Indeed, as the costs of drug
development have soared, the terrain has become yet more difficult. New
treatments for hepatitis C, for cancer, or for multi-drug resistant
tuberculosis are emerging, but at prices that discourage healthcare paying
agencies from accepting their use. In turn, this discourages drug firms'
shareholders from entertaining the research programmes that can deliver
innovative treatments. And despite the all the heady recent talk of
risk-sharing and public-private partnerships, there is still little sign of
workable new business models that can offer the incentives being sought.
As to making the EU "an
attractive global hub for pharmaceutical research and manufacturing," the
scale of the challenge can be easily demonstrated by the recent avid interest
of Pfizer in AstraZeneca (because the EU is still an attractive global hub,
etc) and the alacrity with which drug firms are disengaging from Europe's more
troubled markets — and switching to Asia and Latin America. Conserving some of
the EU's member states as attractive hubs may be possible - although more
through national than European action — but trying to make the EU as a whole an
attractive hub is a venture certain to disappoint, and probably doomed to
failure.
Well might the generic
medicines industry boast — as it does in this joint pitch — that it is
investing in new manufacturing sites and increasing growth and jobs across
Europe. And well might EFPIA speak — as it does — of employing 700,000 people.

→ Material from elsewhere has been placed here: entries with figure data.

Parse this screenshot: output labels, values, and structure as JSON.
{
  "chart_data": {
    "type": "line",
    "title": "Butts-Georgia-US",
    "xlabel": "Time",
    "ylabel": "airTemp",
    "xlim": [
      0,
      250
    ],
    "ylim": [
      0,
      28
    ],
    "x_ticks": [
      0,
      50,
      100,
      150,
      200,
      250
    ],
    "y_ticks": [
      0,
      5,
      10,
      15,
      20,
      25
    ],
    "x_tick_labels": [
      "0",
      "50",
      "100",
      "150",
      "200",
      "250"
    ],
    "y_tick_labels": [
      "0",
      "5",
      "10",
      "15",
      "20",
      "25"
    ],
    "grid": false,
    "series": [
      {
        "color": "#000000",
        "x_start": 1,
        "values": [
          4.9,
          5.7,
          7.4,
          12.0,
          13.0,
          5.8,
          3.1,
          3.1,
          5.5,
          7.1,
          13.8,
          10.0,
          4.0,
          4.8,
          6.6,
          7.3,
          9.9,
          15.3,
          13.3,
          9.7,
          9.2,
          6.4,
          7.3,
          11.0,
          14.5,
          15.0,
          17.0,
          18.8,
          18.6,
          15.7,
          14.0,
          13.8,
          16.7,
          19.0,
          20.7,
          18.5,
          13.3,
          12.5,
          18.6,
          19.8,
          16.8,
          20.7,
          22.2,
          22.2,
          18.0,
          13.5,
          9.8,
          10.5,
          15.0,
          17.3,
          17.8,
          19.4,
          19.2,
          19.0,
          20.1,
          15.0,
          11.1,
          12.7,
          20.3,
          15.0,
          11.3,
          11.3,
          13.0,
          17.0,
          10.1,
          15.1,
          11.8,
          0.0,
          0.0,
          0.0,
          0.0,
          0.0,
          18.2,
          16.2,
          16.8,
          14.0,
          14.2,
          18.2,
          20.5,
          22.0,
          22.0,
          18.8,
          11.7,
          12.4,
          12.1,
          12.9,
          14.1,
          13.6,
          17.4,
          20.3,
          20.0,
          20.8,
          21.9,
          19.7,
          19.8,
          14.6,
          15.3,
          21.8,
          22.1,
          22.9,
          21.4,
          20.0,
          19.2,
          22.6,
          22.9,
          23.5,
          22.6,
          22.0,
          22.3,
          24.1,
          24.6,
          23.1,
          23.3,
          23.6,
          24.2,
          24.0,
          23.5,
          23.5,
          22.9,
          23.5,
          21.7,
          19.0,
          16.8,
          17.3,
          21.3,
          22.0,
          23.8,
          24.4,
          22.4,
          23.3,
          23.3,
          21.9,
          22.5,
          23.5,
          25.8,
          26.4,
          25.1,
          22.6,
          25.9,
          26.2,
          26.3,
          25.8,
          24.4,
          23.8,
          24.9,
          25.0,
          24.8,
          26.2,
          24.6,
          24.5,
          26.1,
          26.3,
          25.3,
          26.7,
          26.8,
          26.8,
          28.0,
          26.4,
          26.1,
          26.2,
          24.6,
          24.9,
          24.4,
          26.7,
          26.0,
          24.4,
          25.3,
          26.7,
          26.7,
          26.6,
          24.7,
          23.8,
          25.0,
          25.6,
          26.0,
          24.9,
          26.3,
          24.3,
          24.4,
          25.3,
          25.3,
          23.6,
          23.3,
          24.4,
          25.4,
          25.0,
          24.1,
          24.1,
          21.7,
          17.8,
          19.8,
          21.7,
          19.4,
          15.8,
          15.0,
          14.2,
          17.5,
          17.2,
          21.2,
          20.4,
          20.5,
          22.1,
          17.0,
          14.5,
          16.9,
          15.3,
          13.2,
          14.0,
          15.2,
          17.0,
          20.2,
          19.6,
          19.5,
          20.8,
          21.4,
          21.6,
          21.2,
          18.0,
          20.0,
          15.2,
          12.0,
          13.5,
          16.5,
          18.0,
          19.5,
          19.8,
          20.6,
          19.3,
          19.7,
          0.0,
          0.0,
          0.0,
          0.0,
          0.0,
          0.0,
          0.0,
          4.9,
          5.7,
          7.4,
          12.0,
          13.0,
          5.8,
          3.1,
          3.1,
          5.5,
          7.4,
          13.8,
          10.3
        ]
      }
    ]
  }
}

The claims are doubtless true. But if they demonstrate anything, it is the
industry's current prosperity. Not a recipe and not a justification for meeting
the challenges the industry says are so vital to its interests.
"With the EU elections
approaching, there is no time like the present to start talking with potential
leaders of tomorrow about how to pave the path towards a healthy EU in the
future,” concludes the industry announcement of its campaign. Start talking,
yes. But come up with some decent arguments if you want to win the debate.